The films of Bill Mousoulis
(1999, 77 mins, 16mm, color, sound on film)
D.O.P.: Con Filippidis; Production Designer: Ellen Mac Lennan; Music: Bill McDonald and Shane O'Mara
Featuring: Juliet Hone, Belinda O'Connor, Paul Wilson, Rad Rudd, Monica Pereira, Fiona Latham, Carlo San Giorgio.
Genre: narrative drama
Available on DVD for purchase
Synopsis: Several interconnecting stories of love, loss, desire and despair, among both gay and straight characters. The main story concerns Anna, a successful but lonely novelist, who falls for Finola, a vivacious young writing student, who is involved with the troubled Cindy. Paul, keen on Anna, is pursued by Martin; and Evan and Skye, a young couple, experience problems.
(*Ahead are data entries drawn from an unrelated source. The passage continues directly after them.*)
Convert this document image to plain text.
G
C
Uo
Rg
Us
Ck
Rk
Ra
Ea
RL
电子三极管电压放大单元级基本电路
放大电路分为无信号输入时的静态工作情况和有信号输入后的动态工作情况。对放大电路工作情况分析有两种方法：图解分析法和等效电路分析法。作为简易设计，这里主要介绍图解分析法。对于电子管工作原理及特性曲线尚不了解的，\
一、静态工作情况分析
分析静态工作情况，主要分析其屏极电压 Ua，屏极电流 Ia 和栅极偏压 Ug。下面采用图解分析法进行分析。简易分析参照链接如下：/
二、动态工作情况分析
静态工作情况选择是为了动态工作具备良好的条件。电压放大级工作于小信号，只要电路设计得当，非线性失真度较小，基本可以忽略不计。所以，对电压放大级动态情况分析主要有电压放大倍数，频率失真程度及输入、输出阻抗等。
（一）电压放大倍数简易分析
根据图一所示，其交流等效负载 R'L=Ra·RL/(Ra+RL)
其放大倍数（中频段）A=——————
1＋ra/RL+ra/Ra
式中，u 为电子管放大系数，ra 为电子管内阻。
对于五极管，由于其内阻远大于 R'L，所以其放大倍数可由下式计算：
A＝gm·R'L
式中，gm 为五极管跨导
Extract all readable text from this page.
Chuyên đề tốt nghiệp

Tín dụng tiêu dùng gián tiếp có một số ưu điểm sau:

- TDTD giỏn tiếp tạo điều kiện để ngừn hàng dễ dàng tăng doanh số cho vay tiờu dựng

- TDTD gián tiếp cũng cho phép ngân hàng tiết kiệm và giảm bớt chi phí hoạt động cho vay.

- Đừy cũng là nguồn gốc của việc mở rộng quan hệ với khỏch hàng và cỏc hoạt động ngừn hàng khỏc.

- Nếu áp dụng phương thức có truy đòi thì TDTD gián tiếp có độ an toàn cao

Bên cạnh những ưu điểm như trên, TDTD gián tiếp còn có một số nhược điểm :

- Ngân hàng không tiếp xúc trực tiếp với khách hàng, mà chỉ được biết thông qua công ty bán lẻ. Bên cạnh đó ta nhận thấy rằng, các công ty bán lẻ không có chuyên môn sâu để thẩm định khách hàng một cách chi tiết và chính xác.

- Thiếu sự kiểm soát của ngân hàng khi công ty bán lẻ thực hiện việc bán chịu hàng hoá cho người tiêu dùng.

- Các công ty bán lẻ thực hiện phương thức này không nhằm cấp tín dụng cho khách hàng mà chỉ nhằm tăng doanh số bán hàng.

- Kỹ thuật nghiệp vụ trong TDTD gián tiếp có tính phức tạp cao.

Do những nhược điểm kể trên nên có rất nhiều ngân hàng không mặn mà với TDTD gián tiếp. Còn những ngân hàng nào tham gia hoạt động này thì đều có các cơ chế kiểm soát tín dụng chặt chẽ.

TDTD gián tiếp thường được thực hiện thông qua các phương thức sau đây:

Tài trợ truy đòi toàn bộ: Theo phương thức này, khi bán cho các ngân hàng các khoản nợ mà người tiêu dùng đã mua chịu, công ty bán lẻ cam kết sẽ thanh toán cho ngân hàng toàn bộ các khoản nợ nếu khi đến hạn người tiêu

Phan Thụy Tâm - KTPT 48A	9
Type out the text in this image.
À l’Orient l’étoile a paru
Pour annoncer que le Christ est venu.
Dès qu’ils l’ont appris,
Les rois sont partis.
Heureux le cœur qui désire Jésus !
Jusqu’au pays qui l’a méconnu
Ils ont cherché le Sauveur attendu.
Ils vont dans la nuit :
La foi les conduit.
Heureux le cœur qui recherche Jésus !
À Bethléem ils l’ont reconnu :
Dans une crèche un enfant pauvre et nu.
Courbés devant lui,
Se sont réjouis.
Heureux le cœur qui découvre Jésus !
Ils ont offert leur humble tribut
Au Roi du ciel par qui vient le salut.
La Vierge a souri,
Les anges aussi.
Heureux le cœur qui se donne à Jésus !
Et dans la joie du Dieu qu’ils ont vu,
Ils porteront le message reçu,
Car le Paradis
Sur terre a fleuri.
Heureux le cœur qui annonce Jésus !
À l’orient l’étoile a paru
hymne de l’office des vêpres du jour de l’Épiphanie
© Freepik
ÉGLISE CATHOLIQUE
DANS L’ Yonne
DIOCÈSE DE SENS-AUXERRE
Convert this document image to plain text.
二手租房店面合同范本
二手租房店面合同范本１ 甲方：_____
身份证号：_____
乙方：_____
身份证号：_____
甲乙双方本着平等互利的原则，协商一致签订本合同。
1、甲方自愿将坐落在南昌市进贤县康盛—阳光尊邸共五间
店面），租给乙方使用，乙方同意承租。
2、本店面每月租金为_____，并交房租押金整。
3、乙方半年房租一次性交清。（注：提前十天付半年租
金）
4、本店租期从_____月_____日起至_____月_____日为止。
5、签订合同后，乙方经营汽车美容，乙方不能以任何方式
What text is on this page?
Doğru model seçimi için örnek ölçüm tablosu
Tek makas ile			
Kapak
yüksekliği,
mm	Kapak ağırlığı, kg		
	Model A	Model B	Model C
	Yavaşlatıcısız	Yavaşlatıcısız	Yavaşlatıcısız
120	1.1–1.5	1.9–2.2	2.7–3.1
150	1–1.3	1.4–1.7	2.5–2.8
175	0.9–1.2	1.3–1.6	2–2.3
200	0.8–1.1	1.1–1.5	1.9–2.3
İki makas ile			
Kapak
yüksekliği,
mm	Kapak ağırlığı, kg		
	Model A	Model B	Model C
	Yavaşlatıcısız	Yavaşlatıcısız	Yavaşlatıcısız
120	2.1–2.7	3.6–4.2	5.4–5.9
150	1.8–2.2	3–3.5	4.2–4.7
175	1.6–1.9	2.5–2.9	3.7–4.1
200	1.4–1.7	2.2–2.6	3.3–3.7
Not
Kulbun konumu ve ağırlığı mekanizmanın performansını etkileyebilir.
Screenings: 5, including: "NovaDose", Cinema Nova, Melbourne, May 2001; 10th Brisbane International Film Festival, August 2001.
"All I see are
some terrible Z-grade porn movie sex scenes, mildly okay postcard shots
that have no bearing on the plot, and the usual wooden, dull and uninspiring
dialogue that Bill delivers."
"Quiet, evocative and distinctive." - Philippa Hawker, "Working in the Realm of the Senses", The Age, May 16, 2001.
"Desire's art is located in visual style, performance and narrative structure with a stress on character rather than plot, on interior lives rather than theatrical projection, on ambience rather than action and spectacle." - program notes, 10th Brisbane International Film Festival, August 2001.
"With its emblematic characters, Desire marks out various, intersecting paths of desire, almost a philosophy of desire. It is a little like Gilles Deleuze's reveries on the 'shapes' of narrated lives conjured by Kenji Mizoguchi or Jacques Rivette … This play of shapes necessitates a new narrative structure … "Everything can be put into a film. Everything should be put into a film". This 1967 motto of Jean-Luc Godard's is perhaps the most lasting aspect of the entire nouvelle vague legacy in its international spread. Bill's work has, increasingly over the past few years, been marked by the kind of freedom in content and style associated with (yesterday) Skolimowski, (today) Wong Kar-wai, or (for ever) Godard. This where any thesis about Bill's general 'unexpressionism' breaks down. There are many moments and aspects in Desire that 'break the system' of Bressonian minimalism or Rossellinian observation." - "Homage (No.2) to Bill Mousoulis" by Adrian Martin, Senses of Cinema, Issue 14, June 2001.
"The characters, akin to displaced memories, come and go in dream-like reality … An ambitious mosaic in hushed tones." - Double Exposure: Films by Bill Mousoulis and Mark La Rosa by Bill Craske, Senses of Cinema, Issue 32, July 2004.